Department of Statistical Science, Duke University, Durham, North Carolina.
Stat Med. 2018 Oct 30;37(24):3533-3546. doi: 10.1002/sim.7911. Epub 2018 Aug 1.
We develop methodology for causal inference in observational studies when using propensity score subclassification on data constructed with probabilistic record linkage techniques. We focus on scenarios where covariates and binary treatment assignments are in one file and outcomes are in another file, and the goal is to estimate an additive treatment effect by merging the files. We assume that the files can be linked using variables common to both files, eg, names or birth dates, but that links are subject to errors, eg, due to reporting errors in the linking variables. We develop methodology for cases where such reporting errors are independent of the other variables on the files. We describe conceptually how linkage errors can affect causal estimates in subclassification contexts. We also present and evaluate several algorithms for deciding which record pairs to use in estimation of causal effects. Using simulation studies, we demonstrate that case selection procedures can result in improved accuracy in estimates of treatment effects from linked data compared to using only cases known to be true links.
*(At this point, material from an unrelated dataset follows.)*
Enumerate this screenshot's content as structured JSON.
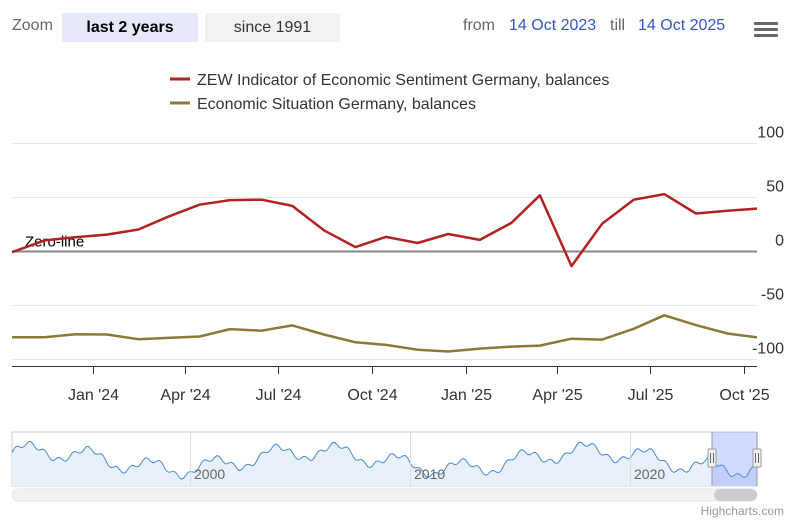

我们开发了一种在使用概率记录链接技术构建数据时,通过倾向评分子分类进行观察性研究因果推断的方法。我们专注于协变量和二元处理分配在一个文件中,而结果在另一个文件中的情况,并且目标是通过合并文件来估计加性处理效果。我们假设可以使用两个文件共有的变量(例如姓名或出生日期)链接文件,但链接可能存在错误,例如由于链接变量的报告错误。我们开发了一种针对这种报告错误与文件上的其他变量无关的情况的方法。我们从概念上描述了链接错误如何影响子分类环境中的因果估计。我们还提出并评估了几种用于确定在因果效应估计中使用哪些记录对的算法。通过模拟研究,我们证明与仅使用已知为真实链接的情况相比,病例选择程序可以使从链接数据中估计处理效果的准确性得到提高。